The term “digital financial services” can describe a range of financial services, starting with payments and extending to digital credit, savings and insurance, delivered via digital infrastructure (mobile or Internet). Different business models are emerging globally including bank-led models, MNO-led models, and third-party models. This wider range of financial services providers and potential partners adds a layer of complexity for funders, since supporting digital financial services requires working with different types of actors and untested business models. Due diligence procedures are no longer neatly defined and standard performances indicators from the microfinance world don’t apply.

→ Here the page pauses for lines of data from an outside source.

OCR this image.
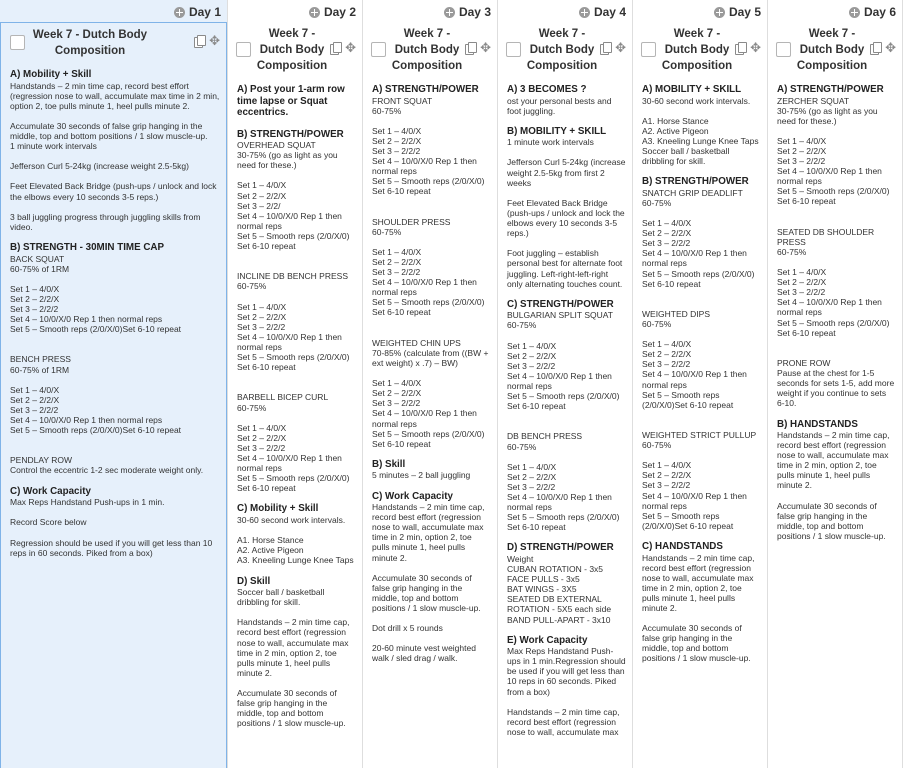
Day 1
Week 7 - Dutch Body Composition
✥
A) Mobility + Skill
Handstands – 2 min time cap, record best effort (regression nose to wall, accumulate max time in 2 min, option 2, toe pulls minute 1, heel pulls minute 2.
Accumulate 30 seconds of false grip hanging in the middle, top and bottom positions / 1 slow muscle-up.
1 minute work intervals
Jefferson Curl 5-24kg (increase weight 2.5-5kg)
Feet Elevated Back Bridge (push-ups / unlock and lock the elbows every 10 seconds 3-5 reps.)
3 ball juggling progress through juggling skills from video.
B) STRENGTH - 30MIN TIME CAP
BACK SQUAT
60-75% of 1RM
Set 1 – 4/0/X
Set 2 – 2/2/X
Set 3 – 2/2/2
Set 4 – 10/0/X/0 Rep 1 then normal reps
Set 5 – Smooth reps (2/0/X/0)Set 6-10 repeat
BENCH PRESS
60-75% of 1RM
Set 1 – 4/0/X
Set 2 – 2/2/X
Set 3 – 2/2/2
Set 4 – 10/0/X/0 Rep 1 then normal reps
Set 5 – Smooth reps (2/0/X/0)Set 6-10 repeat
PENDLAY ROW
Control the eccentric 1-2 sec moderate weight only.
C) Work Capacity
Max Reps Handstand Push-ups in 1 min.
Record Score below
Regression should be used if you will get less than 10 reps in 60 seconds. Piked from a box)
Day 2
Week 7 - Dutch Body Composition
✥
A) Post your 1-arm row time lapse or Squat eccentrics.
B) STRENGTH/POWER
OVERHEAD SQUAT
30-75% (go as light as you need for these.)
Set 1 – 4/0/X
Set 2 – 2/2/X
Set 3 – 2/2/
Set 4 – 10/0/X/0 Rep 1 then normal reps
Set 5 – Smooth reps (2/0/X/0) Set 6-10 repeat
INCLINE DB BENCH PRESS
60-75%
Set 1 – 4/0/X
Set 2 – 2/2/X
Set 3 – 2/2/2
Set 4 – 10/0/X/0 Rep 1 then normal reps
Set 5 – Smooth reps (2/0/X/0) Set 6-10 repeat
BARBELL BICEP CURL
60-75%
Set 1 – 4/0/X
Set 2 – 2/2/X
Set 3 – 2/2/2
Set 4 – 10/0/X/0 Rep 1 then normal reps
Set 5 – Smooth reps (2/0/X/0) Set 6-10 repeat
C) Mobility + Skill
30-60 second work intervals.
A1. Horse Stance
A2. Active Pigeon
A3. Kneeling Lunge Knee Taps
D) Skill
Soccer ball / basketball dribbling for skill.
Handstands – 2 min time cap, record best effort (regression nose to wall, accumulate max time in 2 min, option 2, toe pulls minute 1, heel pulls minute 2.
Accumulate 30 seconds of false grip hanging in the middle, top and bottom positions / 1 slow muscle-up.
Day 3
Week 7 - Dutch Body Composition
✥
A) STRENGTH/POWER
FRONT SQUAT
60-75%
Set 1 – 4/0/X
Set 2 – 2/2/X
Set 3 – 2/2/2
Set 4 – 10/0/X/0 Rep 1 then normal reps
Set 5 – Smooth reps (2/0/X/0) Set 6-10 repeat
SHOULDER PRESS
60-75%
Set 1 – 4/0/X
Set 2 – 2/2/X
Set 3 – 2/2/2
Set 4 – 10/0/X/0 Rep 1 then normal reps
Set 5 – Smooth reps (2/0/X/0) Set 6-10 repeat
WEIGHTED CHIN UPS
70-85% (calculate from ((BW + ext weight) x .7) – BW)
Set 1 – 4/0/X
Set 2 – 2/2/X
Set 3 – 2/2/2
Set 4 – 10/0/X/0 Rep 1 then normal reps
Set 5 – Smooth reps (2/0/X/0) Set 6-10 repeat
B) Skill
5 minutes – 2 ball juggling
C) Work Capacity
Handstands – 2 min time cap, record best effort (regression nose to wall, accumulate max time in 2 min, option 2, toe pulls minute 1, heel pulls minute 2.
Accumulate 30 seconds of false grip hanging in the middle, top and bottom positions / 1 slow muscle-up.
Dot drill x 5 rounds
20-60 minute vest weighted walk / sled drag / walk.
Day 4
Week 7 - Dutch Body Composition
✥
A) 3 BECOMES ?
ost your personal bests and foot juggling.
B) MOBILITY + SKILL
1 minute work intervals
Jefferson Curl 5-24kg (increase weight 2.5-5kg from first 2 weeks
Feet Elevated Back Bridge (push-ups / unlock and lock the elbows every 10 seconds 3-5 reps.)
Foot juggling – establish personal best for alternate foot juggling. Left-right-left-right only alternating touches count.
C) STRENGTH/POWER
BULGARIAN SPLIT SQUAT
60-75%
Set 1 – 4/0/X
Set 2 – 2/2/X
Set 3 – 2/2/2
Set 4 – 10/0/X/0 Rep 1 then normal reps
Set 5 – Smooth reps (2/0/X/0) Set 6-10 repeat
DB BENCH PRESS
60-75%
Set 1 – 4/0/X
Set 2 – 2/2/X
Set 3 – 2/2/2
Set 4 – 10/0/X/0 Rep 1 then normal reps
Set 5 – Smooth reps (2/0/X/0) Set 6-10 repeat
D) STRENGTH/POWER
Weight
CUBAN ROTATION - 3x5
FACE PULLS - 3x5
BAT WINGS - 3X5
SEATED DB EXTERNAL ROTATION - 5X5 each side
BAND PULL-APART - 3x10
E) Work Capacity
Max Reps Handstand Push-ups in 1 min.Regression should be used if you will get less than 10 reps in 60 seconds. Piked from a box)
Handstands – 2 min time cap, record best effort (regression nose to wall, accumulate max
Day 5
Week 7 - Dutch Body Composition
✥
A) MOBILITY + SKILL
30-60 second work intervals.
A1. Horse Stance
A2. Active Pigeon
A3. Kneeling Lunge Knee Taps
Soccer ball / basketball dribbling for skill.
B) STRENGTH/POWER
SNATCH GRIP DEADLIFT
60-75%
Set 1 – 4/0/X
Set 2 – 2/2/X
Set 3 – 2/2/2
Set 4 – 10/0/X/0 Rep 1 then normal reps
Set 5 – Smooth reps (2/0/X/0) Set 6-10 repeat
WEIGHTED DIPS
60-75%
Set 1 – 4/0/X
Set 2 – 2/2/X
Set 3 – 2/2/2
Set 4 – 10/0/X/0 Rep 1 then normal reps
Set 5 – Smooth reps (2/0/X/0)Set 6-10 repeat
WEIGHTED STRICT PULLUP
60-75%
Set 1 – 4/0/X
Set 2 – 2/2/X
Set 3 – 2/2/2
Set 4 – 10/0/X/0 Rep 1 then normal reps
Set 5 – Smooth reps (2/0/X/0)Set 6-10 repeat
C) HANDSTANDS
Handstands – 2 min time cap, record best effort (regression nose to wall, accumulate max time in 2 min, option 2, toe pulls minute 1, heel pulls minute 2.
Accumulate 30 seconds of false grip hanging in the middle, top and bottom positions / 1 slow muscle-up.
Day 6
Week 7 - Dutch Body Composition
✥
A) STRENGTH/POWER
ZERCHER SQUAT
30-75% (go as light as you need for these.)
Set 1 – 4/0/X
Set 2 – 2/2/X
Set 3 – 2/2/2
Set 4 – 10/0/X/0 Rep 1 then normal reps
Set 5 – Smooth reps (2/0/X/0)
Set 6-10 repeat
SEATED DB SHOULDER PRESS
60-75%
Set 1 – 4/0/X
Set 2 – 2/2/X
Set 3 – 2/2/2
Set 4 – 10/0/X/0 Rep 1 then normal reps
Set 5 – Smooth reps (2/0/X/0)
Set 6-10 repeat
PRONE ROW
Pause at the chest for 1-5 seconds for sets 1-5, add more weight if you continue to sets 6-10.
B) HANDSTANDS
Handstands – 2 min time cap, record best effort (regression nose to wall, accumulate max time in 2 min, option 2, toe pulls minute 1, heel pulls minute 2.
Accumulate 30 seconds of false grip hanging in the middle, top and bottom positions / 1 slow muscle-up.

Development agencies are increasingly exploring how to harness the power of digital financial services. Funders who want to work with a bank, an MFI or mobile network operator (MNO) to develop digital financial services need to understand the incentives of these market actors, which may not always align with the social or development objectives of donor agencies. Funders also need to develop a clear theory of change that links what’s good for the providers to what’s good for the poor.
Launching digital financial services requires a significant up-front investment. MNOs who are launching mobile money services usually take at least three years to break even, according to GSMA, thus requiring patient funding and a significant risk appetite.
When asked about where they see the main barriers that hinder the development of digital financial services, funders most frequently point to weak or non-existent supporting functions and market infrastructure. Without internet connectivity and functioning retail payment systems, it’s hard to develop digital financial services.
Development agencies’ program implementation periods typically range from 3 to 5 years. While the number and types of digital finance business models grow each year, development agencies need to commit for the long term to ensure that digital ecosystems are evolving sustainably.
Advancing digital financial services requires a different approach to development compared to traditional microfinance. It requires an understanding of the incentive structures and capacities of a much broader set of market actors.